Project

General

Profile

Bug #58062

RBD tasks will stop if a pool is deleted, blocking further queue

Added by Miodrag Prelec over 1 year ago. Updated over 1 year ago.

Status:
Duplicate
Priority:
Normal
Assignee:
Target version:
-
% Done:

0%

Source:
Tags:
Backport:
Regression:
No
Severity:
1 - critical
Reviewed:
Affected Versions:
ceph-qa-suite:
Pull request ID:
Crash signature (v1):
Crash signature (v2):

Description

Hi.

I believe we found a bug with RBD tasks in Ceph MGR, dating somewhere between versions 16.2.0 and 17.2.1 (these are the versions I con confirm so far have the bug).

Bug description:
When RBD trash removal task exists for a specific image and a pool owning that image is deleted it will block any other tasks and start filling up the queue.

High level observation:
We have a specific workload on Ceph using mostly RBD to create and consume PersistentVolumes in Kubernetes.

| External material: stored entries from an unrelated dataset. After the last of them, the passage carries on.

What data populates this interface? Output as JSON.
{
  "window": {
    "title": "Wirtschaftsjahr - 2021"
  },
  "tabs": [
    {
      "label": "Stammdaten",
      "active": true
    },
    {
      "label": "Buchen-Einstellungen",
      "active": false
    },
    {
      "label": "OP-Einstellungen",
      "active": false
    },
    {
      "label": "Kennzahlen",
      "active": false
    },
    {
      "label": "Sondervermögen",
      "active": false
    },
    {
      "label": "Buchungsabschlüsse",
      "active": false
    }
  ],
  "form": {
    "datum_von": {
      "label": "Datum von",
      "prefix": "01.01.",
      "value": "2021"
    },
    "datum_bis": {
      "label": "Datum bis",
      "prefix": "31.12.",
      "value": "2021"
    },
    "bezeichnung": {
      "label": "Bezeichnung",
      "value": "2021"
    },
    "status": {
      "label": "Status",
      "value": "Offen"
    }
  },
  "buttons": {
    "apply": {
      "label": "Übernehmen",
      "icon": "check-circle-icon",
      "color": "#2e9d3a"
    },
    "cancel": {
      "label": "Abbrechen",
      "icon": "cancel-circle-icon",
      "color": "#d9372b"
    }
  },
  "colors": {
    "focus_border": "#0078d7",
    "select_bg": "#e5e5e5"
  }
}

Since we provide mostly testing lab/environments/clusters there's a significant amount of creating and tearing down Namespaces, Clusters and subsequently PersistentVolumes as well. With this workload, which was working golden solid in older versions of Ceph for years (we were using 12.2.11 previously), in the past couple of months (after creating new clusters - Pacific, then Quincy) we've hit a number of different bugs. We were suspecting hardware failures since first indication was OSD-s' slow operations warning, but after creating a cluster in another data center and finding ourselves with the same issues on different types of disks and server vendors we could confirm hardware was not the issue.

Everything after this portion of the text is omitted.